Policies focused on cutting carbon emissions have played a crucial role in getting the UK’s stalling automotive sector back on the road, according to a new report.
Published on Tuesday, the study shows how consistent government policies and stakeholder involvement could result in both green achievements and sustained growth.
In the early 2000s, the British car industry was in decline, until collaborative policies were introduced because of the need to decarbonise road transport, the report says.
Since the launch of the Low Carbon Vehicle Partnership (LowCVP) in 2003, which brought together the industry and government, as well as investors and green groups, the sector’s turnover rose from £46.3 billion to £64.1 billion in 2013.
Productivity is also up by 45% per worker and exports are up to 77% from 70%, while production has almost returned to pre-recession levels.
Over the same period of time, fuel economy has risen from 42.2mpg to 56.3mpg and average new car tailpipe emissions have fallen by 25%, meeting the EU’s 2015 target two years ahead of schedule.
Carried out by consultancy firm E4tech and the Centre for Automotive Industry Research at the Cardiff Business School, the industry survey involved extensive interviews with stakeholders, senior executives and industry leaders.

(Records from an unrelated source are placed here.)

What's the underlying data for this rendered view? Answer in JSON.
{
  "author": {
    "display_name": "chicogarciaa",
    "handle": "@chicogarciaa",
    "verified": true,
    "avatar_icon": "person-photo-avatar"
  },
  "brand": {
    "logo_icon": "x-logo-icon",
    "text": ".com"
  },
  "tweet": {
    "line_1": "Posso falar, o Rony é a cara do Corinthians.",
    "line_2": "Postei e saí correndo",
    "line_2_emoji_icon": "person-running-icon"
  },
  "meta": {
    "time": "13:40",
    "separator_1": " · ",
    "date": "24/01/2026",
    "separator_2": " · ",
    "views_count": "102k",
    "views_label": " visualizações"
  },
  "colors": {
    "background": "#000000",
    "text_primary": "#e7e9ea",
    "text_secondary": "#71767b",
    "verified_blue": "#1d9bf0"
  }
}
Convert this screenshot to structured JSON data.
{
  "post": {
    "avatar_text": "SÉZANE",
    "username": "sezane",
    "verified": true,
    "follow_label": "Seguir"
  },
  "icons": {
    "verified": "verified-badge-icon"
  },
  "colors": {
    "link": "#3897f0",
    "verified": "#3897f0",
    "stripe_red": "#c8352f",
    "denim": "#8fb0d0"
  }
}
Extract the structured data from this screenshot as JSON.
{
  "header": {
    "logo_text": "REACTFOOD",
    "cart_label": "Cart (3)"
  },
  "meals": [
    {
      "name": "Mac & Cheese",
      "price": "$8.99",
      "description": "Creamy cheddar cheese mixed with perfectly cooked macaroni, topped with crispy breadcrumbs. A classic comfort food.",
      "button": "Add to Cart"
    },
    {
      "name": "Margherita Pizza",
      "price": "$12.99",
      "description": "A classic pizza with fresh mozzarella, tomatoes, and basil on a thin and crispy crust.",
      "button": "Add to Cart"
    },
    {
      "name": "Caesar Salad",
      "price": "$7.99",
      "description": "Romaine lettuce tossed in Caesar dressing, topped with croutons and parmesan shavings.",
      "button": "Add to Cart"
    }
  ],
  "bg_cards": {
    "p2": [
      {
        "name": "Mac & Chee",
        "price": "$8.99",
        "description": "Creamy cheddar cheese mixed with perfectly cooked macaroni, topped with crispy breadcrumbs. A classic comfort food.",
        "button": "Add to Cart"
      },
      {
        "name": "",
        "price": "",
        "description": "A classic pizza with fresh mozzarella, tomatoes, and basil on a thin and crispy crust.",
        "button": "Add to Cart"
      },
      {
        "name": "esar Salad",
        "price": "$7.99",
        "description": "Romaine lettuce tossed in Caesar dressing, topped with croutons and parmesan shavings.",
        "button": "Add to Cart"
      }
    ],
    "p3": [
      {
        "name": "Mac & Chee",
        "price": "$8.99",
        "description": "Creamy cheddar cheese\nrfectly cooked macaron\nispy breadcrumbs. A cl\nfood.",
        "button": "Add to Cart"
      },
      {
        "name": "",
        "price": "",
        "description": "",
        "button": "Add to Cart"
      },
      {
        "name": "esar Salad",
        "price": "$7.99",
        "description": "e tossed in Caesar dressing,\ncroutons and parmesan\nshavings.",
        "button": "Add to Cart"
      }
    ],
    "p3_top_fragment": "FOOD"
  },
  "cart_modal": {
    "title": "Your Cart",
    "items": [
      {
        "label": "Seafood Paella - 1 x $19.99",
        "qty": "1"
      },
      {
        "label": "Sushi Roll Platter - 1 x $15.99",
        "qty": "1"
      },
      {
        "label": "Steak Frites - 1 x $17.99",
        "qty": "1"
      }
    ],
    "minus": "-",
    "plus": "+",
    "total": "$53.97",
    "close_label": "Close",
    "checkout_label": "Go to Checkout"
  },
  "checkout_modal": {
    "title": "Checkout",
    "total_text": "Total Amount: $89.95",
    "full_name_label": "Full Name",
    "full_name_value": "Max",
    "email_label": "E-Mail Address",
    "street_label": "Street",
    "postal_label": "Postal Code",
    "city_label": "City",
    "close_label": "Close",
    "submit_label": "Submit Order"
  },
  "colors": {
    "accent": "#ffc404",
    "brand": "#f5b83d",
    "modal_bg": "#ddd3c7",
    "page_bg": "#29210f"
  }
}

Overwhelmingly, these interviewees agree that the last decade’s progress can be credited to a long-term policy approach.
In particular, respondents praised the EU’s rigid fuel efficiency and emission reduction standards and the UK Climate Change Act – regulation that created certainty and stability.
“It’s unusual to receive such a consistently positive message when reviewing the effects of government policy,” said Adam Chase, director of E4tech and an author of the report.
“Time and again we heard that a long term vision, collaboration and supportive policies are giving companies the confidence to invest in low carbon developments. Where these are missing the opposite is true.”
However, the report also warns against complacency, noting that much must still be done to meet the UK’s long-term climate change targets.
Andy Eastlake, managing director of LowCVP, said, “The job is far from done.
“We urgently need to repeat the success seen in our passenger car and bus sectors, in all aspects of road transport such as the truck and commercial vehicle industries and of course the supply of low carbon fuels and energy to power all forms of transport.”